Figure 3–5 shows a simple influence or decision diagram for a simple decision. A rectangular box represents a decision node, an action under the control of the decision maker. Ovals represent uncertainties or, in some cases, calculations. Finally, hexagons represent the value node, with inputs showing what the decision maker values. Arrows into any node show what its value depends on, either functionally or in the sense of conditioned probability. Arrows into decision nodes show what is known when the decision is made.
In the sample decision diagram in Figure 3–6, note that the manufacturing cost will be known only when the price decision has been made. Such diagrams have important properties. First, at the level of relation, they reveal the logical structure of the problem in a way that allows nontechnical people to understand and contribute. Every relevant thought should have a representation in the diagram. However, decision diagrams are more than useful graphics. When each decision in the diagram is properly specified, the decisions can be processed directly by a computer to yield the best overall decision. This method can calculate the value of information regarding any uncertainty and can also illustrate many of the sensitivities for a preferred course of action. Decision diagrams also serve as an important communication link among those involved in the decision.
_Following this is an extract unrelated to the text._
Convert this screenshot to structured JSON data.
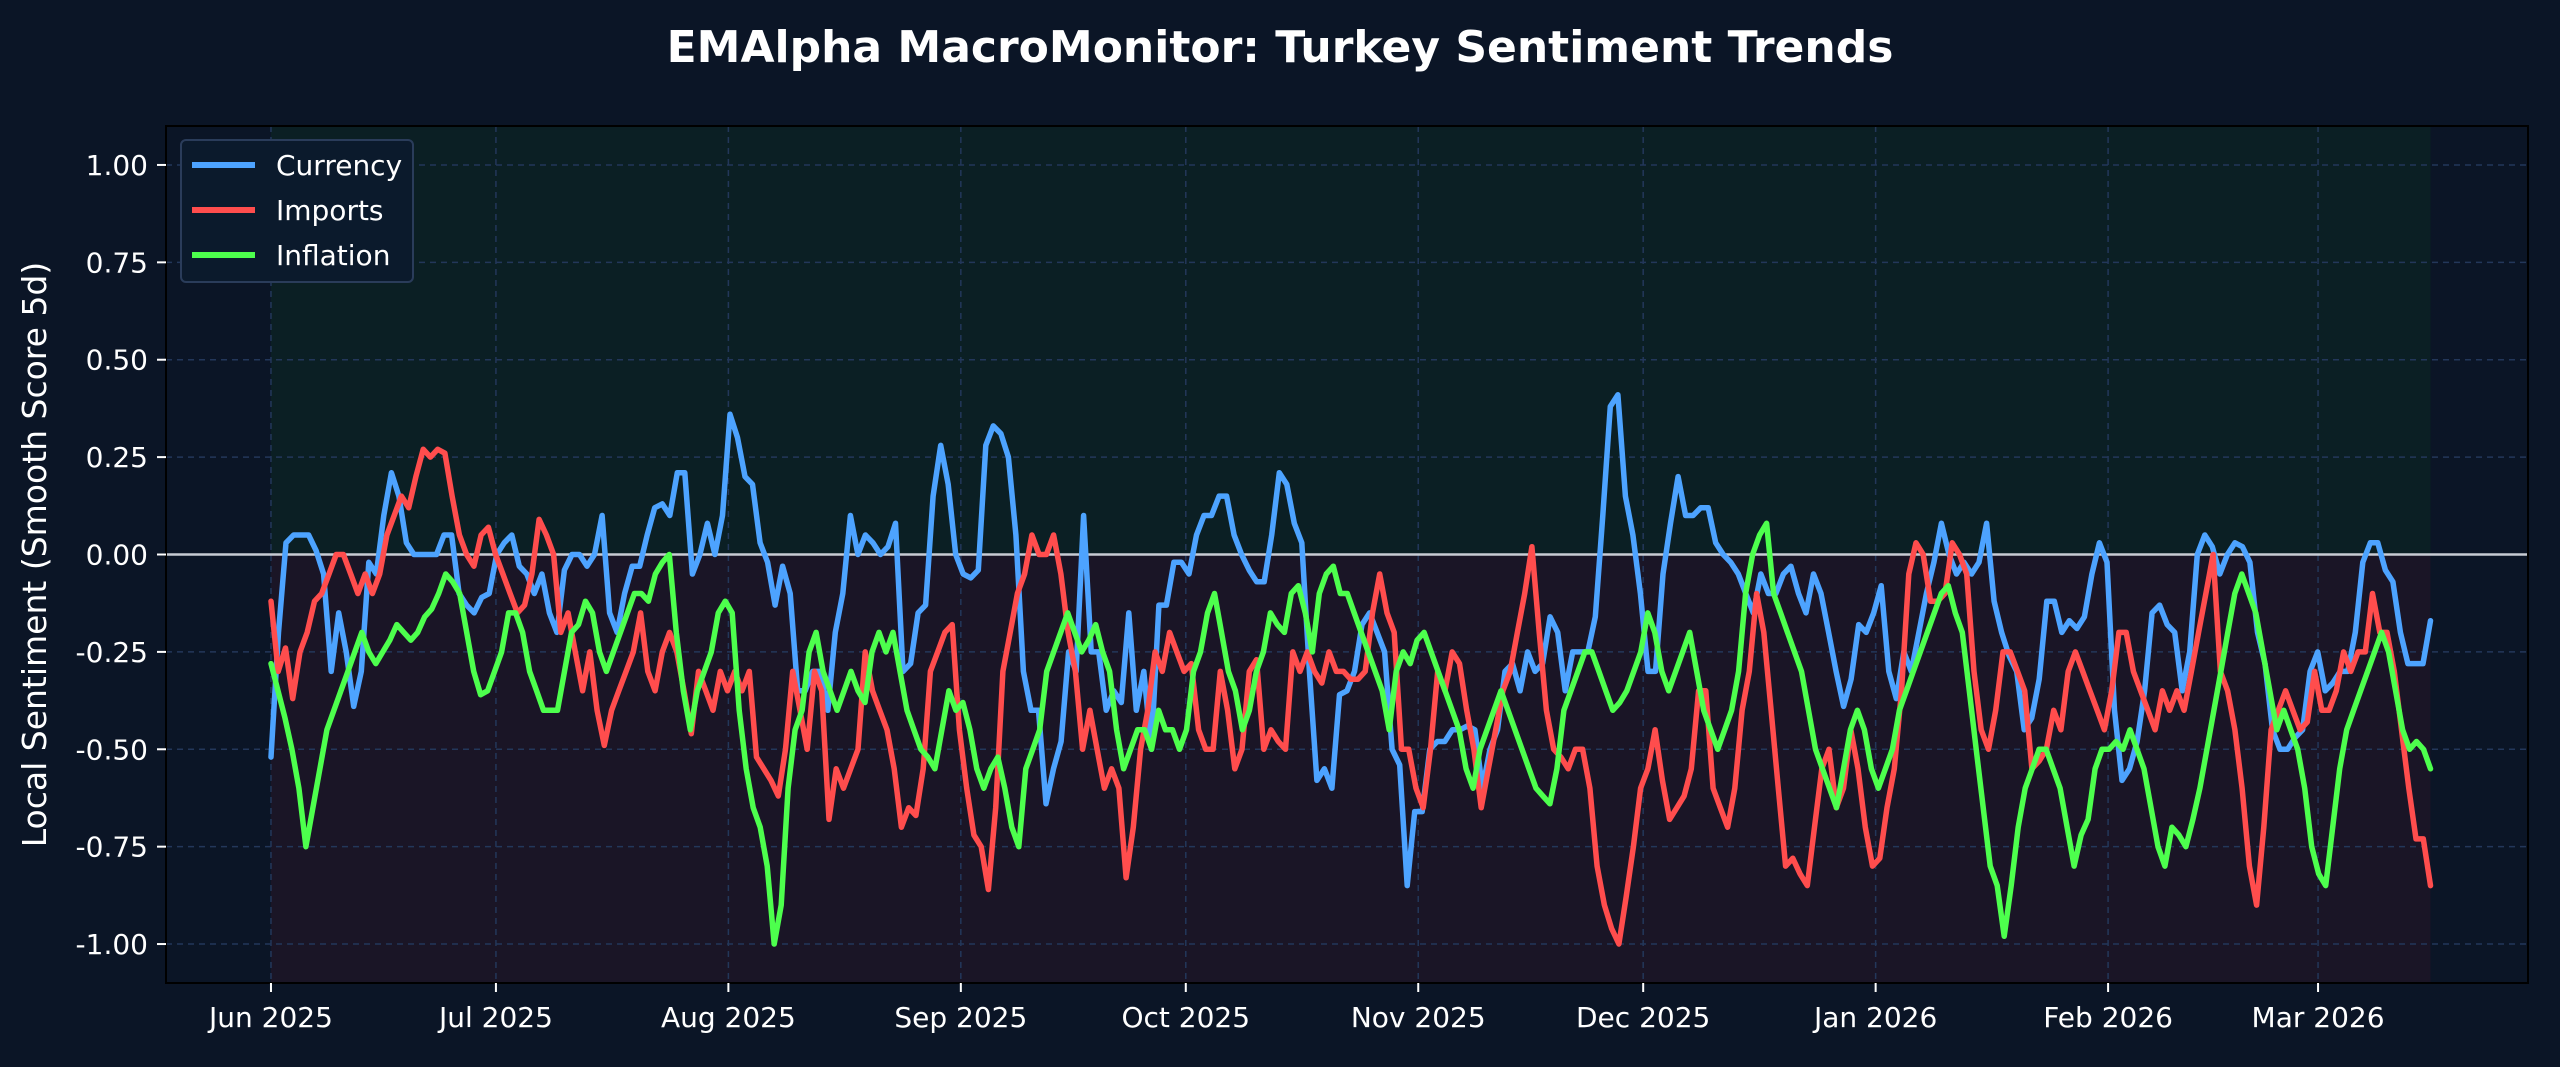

Another valuable idea is a form of sensitivity analysis known as the tornado diagram because of its shape. Figure 3–7 illustrates for a particular strategy how the net present value of the final decision implementation changes as each uncertainty ranges from a low to a high value. A low value is defined as one with a very high probability of being exceeded, a high value as one with very low probability of being exceeded. The effect on net present value for each factor is ordered in decreasing range of
impact to produce the tornado shape. This diagram quickly demonstrates the effect of each uncertainty for a given alternative. A series of tornado diagrams would show engineers at all levels of the design process the economic implications of their decisions.
A useful guide in assessing decision quality is the spider diagram shown in Figure 3–8. Here the state of quality in each of the six elements can be plotted as a percentage and then connected to form a web. In this diagram “100 percent” does not represent perfection but rather a situation in which further improvement would not be economical. The result of such an assessment is knowledge of where, if anywhere, to direct additional analysis effort.